Removing email addresses from imported posts

Hi All

I’m setting up a discourse instance for an org that’s currently using a mailing list - we imported the mail (20K messages) with no major issues, however there are a lot of posts where people’s email addresses are showing due to quoting, email signatures etc.

I’m reasonably proficient with the rake/rails command line, but I’m struggling to figure out how to remove these email addresses, I’ve tried various forms of this (regex, not regex) but it never finds any posts

rake posts:remap["\<vincent@domain\.com\>","","regex"]
rake posts:remap["\\<vincent@domain\\.com\\>","","regex"]
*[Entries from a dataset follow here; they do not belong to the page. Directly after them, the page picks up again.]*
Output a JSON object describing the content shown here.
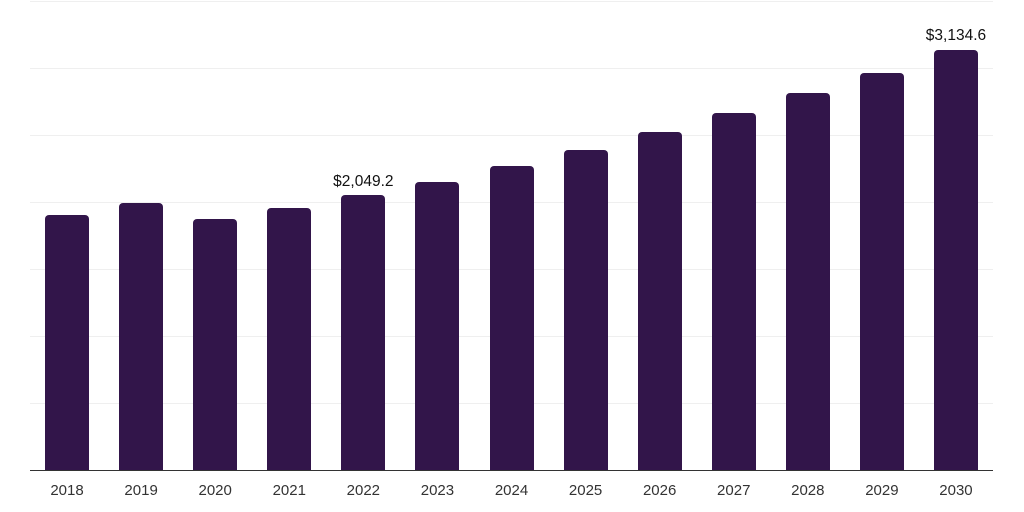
{
  "chart_data": {
    "type": "bar",
    "title": "",
    "xlabel": "",
    "ylabel": "",
    "categories": [
      "2018",
      "2019",
      "2020",
      "2021",
      "2022",
      "2023",
      "2024",
      "2025",
      "2026",
      "2027",
      "2028",
      "2029",
      "2030"
    ],
    "values": [
      1903,
      1990,
      1871,
      1953,
      2049.2,
      2151,
      2271,
      2388,
      2524,
      2662,
      2811,
      2965,
      3134.6
    ],
    "data_labels": {
      "2022": "$2,049.2",
      "2030": "$3,134.6"
    },
    "ylim": [
      0,
      3500
    ],
    "grid_step": 500,
    "gridlines": "horizontal",
    "y_tick_labels_visible": false,
    "legend": "none",
    "colors": {
      "bar": "#32154a",
      "axis_line": "#333333",
      "gridline": "#efefef",
      "tick_label": "#333333",
      "data_label": "#111111",
      "background": "#ffffff"
    }
  }
}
Is there a better way to do this? I started with a simple regex to find my own address first (and yes I have a backup!).

Since this is a new discourse instance, I’m not concerned about removing any @ mentions etc.

Thx.

Here is a quick script @pfaffman wrote for us. Any crappy parts are things I changed. It has a few bells and whistles you may not need, for example a cutoff date so it only removes email addresses from posts before that date.

I found it best to replace addresses with ‘email@removed.com’, rather than remove them entirely. Can’t remember why- I think it played nicer with surrounding brackets.

def remove_email_addresses
  n=0 
  test_mode=false 
  dt=DateTime.new(2019, 1, 1, 0, 0, 0) 
  no_emails="email@removed." 
  Post.where("raw like '%@%'").find_each do |post| 
    sleep 0.1 
    if post.created_at < dt 
      post.raw.gsub!(/[a-z0-9+-_.]+@[a-z0-9+-]+[. ,;\\]/i,no_emails) 
      if test_mode 
        puts post.raw 
        sleep 10 
      end 
      post.save unless test_mode 
      post.rebake! unless test_mode 
      puts "saved" 
      n+=1 
      puts n.to_s 
    else 
      puts "new post, leaving as-is" 
    end 
  end 
  nil 
end

> remove_email_addresses
2 Likes

Excellent thanks, I’ll give it a try.